Als vor einem Jahr der Mutterkonzern Siemens die Lichtsparte Osram an die Börse brachte, war dies bereits mit dem Abbau von 8.700 Arbeitsplätzen verbunden. Seit 2011 führt die Münchner Konzernleitung ein Restrukturierungsprogramm durch, das eigentlich 2015 enden sollte. Sieben Werke wurden inzwischen schon geschlossen oder verkauft. Osram ist neben Philips der zweitgrößte Leuchtmittelhersteller der Welt und hat derzeit noch 36 Fabriken, darunter auch Zweigwerke in der Ukraine, Russland, Polen und Tschechien sowie mehrere Werke in China.

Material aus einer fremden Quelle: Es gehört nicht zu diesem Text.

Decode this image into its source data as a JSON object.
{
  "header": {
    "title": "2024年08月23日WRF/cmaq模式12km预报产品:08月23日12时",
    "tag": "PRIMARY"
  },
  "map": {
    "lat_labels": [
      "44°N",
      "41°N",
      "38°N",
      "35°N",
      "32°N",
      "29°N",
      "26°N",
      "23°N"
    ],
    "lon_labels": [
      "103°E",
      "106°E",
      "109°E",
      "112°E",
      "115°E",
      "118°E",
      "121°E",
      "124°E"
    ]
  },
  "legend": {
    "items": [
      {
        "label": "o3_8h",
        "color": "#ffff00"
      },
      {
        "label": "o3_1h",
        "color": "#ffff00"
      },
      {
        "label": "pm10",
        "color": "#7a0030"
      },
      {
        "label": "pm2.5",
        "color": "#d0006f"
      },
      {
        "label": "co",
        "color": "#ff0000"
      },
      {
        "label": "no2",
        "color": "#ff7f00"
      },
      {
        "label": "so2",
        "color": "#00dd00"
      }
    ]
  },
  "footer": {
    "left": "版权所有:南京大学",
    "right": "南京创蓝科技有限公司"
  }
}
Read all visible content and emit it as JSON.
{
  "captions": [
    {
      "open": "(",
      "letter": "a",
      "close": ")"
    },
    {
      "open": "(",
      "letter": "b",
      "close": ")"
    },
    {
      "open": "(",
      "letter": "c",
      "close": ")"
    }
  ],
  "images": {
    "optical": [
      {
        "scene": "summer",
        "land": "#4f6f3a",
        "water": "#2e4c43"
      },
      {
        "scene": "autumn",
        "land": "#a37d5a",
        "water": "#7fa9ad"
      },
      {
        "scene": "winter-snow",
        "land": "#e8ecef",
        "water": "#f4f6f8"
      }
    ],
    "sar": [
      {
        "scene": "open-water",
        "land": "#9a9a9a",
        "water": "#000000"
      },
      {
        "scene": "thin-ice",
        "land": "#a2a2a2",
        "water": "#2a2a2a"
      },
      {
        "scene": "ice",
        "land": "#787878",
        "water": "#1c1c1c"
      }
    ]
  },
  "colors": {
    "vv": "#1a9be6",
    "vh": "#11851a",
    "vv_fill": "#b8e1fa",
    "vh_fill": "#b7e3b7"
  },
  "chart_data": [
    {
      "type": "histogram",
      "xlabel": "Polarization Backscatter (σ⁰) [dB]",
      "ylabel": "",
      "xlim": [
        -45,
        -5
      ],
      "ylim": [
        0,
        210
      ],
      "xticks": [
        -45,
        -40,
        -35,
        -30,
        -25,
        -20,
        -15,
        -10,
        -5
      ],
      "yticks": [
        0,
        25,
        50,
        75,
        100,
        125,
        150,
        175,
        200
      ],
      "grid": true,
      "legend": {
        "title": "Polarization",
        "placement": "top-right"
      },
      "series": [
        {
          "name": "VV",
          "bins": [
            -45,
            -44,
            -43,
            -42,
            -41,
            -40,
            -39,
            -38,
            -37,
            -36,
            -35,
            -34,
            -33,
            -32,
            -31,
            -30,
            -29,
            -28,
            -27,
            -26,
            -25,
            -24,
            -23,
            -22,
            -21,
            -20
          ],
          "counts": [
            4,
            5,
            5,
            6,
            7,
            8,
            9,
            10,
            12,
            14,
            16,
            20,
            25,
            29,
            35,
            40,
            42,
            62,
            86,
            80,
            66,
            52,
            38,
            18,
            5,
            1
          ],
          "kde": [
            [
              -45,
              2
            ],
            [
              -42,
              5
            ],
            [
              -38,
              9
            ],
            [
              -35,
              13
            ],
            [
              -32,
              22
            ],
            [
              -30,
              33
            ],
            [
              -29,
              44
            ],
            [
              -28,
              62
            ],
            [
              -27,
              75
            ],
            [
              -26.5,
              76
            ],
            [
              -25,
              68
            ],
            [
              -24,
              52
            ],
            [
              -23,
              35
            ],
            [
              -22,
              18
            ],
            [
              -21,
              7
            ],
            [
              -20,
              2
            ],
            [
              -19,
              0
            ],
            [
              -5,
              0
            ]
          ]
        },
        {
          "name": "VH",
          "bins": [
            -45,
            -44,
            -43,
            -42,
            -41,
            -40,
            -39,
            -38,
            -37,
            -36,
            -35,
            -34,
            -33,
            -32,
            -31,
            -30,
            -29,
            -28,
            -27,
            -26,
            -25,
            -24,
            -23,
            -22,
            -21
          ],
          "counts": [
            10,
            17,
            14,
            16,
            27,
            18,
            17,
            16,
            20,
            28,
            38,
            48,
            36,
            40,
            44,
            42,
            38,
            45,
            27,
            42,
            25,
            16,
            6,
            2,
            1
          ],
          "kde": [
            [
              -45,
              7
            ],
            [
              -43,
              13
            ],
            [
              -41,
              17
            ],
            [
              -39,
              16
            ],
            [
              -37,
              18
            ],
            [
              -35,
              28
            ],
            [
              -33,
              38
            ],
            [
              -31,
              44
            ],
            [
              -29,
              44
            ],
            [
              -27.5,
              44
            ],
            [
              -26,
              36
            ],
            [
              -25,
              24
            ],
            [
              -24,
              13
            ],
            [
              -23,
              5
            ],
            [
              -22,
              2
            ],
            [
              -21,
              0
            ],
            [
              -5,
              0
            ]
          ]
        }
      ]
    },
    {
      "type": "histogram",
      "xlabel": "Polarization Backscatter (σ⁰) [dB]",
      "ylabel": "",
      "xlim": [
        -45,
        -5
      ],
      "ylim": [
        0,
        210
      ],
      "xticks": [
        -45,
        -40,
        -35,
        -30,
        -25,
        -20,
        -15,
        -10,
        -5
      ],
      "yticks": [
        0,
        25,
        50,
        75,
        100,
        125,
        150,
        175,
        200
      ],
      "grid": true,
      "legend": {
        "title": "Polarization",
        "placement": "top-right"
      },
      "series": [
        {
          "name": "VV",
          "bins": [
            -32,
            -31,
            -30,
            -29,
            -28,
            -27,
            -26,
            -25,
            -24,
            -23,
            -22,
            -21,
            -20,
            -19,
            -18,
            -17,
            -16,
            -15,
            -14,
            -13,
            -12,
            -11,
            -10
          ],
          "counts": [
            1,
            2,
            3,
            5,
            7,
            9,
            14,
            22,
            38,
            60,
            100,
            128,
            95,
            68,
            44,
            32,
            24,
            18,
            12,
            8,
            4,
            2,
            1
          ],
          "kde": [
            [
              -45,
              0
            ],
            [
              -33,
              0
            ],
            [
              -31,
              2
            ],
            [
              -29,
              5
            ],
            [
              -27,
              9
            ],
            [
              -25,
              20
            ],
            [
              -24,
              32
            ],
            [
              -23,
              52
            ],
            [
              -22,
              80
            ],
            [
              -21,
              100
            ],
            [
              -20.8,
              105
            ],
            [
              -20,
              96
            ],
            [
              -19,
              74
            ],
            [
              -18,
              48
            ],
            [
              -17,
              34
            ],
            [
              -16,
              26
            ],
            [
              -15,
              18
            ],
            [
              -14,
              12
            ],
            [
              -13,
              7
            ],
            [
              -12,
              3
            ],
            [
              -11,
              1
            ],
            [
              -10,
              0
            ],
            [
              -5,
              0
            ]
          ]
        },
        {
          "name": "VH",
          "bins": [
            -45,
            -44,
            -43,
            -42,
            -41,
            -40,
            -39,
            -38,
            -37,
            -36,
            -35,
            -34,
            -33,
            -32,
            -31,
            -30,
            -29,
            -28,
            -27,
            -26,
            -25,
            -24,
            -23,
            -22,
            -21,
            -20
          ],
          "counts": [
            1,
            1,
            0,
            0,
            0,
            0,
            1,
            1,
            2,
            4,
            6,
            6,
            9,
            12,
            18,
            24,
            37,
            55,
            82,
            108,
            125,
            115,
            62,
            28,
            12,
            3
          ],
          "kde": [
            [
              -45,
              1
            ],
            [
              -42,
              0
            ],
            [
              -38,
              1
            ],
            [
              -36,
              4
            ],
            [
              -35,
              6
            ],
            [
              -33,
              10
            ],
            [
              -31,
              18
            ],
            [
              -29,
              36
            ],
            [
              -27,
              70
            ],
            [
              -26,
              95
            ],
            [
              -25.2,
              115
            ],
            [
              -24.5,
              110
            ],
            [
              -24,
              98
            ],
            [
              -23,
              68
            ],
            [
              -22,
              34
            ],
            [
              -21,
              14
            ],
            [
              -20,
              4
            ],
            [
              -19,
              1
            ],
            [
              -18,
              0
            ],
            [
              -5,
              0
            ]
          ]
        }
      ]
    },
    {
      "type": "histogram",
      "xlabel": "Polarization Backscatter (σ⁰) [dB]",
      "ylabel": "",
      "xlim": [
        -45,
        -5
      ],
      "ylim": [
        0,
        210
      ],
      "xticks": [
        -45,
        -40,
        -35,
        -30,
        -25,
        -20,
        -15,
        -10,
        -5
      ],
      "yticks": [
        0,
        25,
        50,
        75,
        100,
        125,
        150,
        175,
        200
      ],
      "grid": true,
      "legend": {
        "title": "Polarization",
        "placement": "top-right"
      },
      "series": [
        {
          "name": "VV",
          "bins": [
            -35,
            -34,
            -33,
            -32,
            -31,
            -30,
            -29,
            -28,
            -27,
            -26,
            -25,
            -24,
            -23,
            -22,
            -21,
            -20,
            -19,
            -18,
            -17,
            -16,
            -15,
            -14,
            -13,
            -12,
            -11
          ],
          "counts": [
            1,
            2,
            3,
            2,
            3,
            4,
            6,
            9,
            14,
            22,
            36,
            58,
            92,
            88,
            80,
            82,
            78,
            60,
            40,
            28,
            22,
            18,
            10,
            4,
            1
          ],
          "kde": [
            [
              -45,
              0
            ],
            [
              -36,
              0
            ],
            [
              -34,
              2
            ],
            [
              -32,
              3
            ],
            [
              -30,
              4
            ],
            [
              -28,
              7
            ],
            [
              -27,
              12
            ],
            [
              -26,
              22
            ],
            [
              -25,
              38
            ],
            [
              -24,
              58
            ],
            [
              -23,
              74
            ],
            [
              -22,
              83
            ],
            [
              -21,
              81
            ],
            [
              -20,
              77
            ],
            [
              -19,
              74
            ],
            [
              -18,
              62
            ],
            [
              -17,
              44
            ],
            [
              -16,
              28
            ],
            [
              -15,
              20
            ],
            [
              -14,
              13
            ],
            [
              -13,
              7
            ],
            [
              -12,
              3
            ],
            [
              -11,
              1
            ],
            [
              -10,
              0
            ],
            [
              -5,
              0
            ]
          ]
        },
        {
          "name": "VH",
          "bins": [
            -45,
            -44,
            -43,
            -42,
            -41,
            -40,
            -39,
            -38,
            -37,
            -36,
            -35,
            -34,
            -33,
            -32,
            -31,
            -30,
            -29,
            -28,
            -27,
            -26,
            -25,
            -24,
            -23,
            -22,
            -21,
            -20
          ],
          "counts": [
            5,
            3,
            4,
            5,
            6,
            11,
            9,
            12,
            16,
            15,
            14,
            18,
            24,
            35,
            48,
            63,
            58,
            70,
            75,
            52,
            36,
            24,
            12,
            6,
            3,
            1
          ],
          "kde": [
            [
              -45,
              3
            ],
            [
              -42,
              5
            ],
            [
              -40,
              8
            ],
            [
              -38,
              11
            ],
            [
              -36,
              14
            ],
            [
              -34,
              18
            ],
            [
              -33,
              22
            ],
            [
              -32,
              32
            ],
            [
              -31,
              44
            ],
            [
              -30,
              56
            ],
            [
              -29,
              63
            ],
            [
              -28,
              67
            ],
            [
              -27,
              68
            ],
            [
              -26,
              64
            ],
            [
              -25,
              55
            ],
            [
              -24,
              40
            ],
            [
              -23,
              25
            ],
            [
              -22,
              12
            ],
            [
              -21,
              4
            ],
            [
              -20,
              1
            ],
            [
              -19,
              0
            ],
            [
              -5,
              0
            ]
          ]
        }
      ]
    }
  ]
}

Das zweite Sparprogramm wird zynisch „Push II“ genannt. Es soll bis 2017 laufen und 260 Millionen Euro Kostenersparnis einbringen. Das Osram-Management begründet die Einschnitte mit dem Wandel in der Branche hin zu moderner Leuchtdioden-Technik (LED). Herkömmliche Halogen- und Energielampen werden zunehmend durch LED-Lampen ersetzt. Die Angriffe auf die Osram-Arbeiter werden daher auch mit der zweiten Entlassungswelle nicht beendet sein, wie bereits jetzt Osramchef Wolfgang Dehen zu verstehen gibt: „Wir werden weitere Anpassungen über die zweite Welle hinaus haben, können die Dimension aber noch nicht absehen.“ An die Aktionäre gerichtet, versicherte Osram-Chef Wolfgang Dehen, die Gewinnmarge von aktuell gut acht Prozent solle unter allen Umständen gehalten werden.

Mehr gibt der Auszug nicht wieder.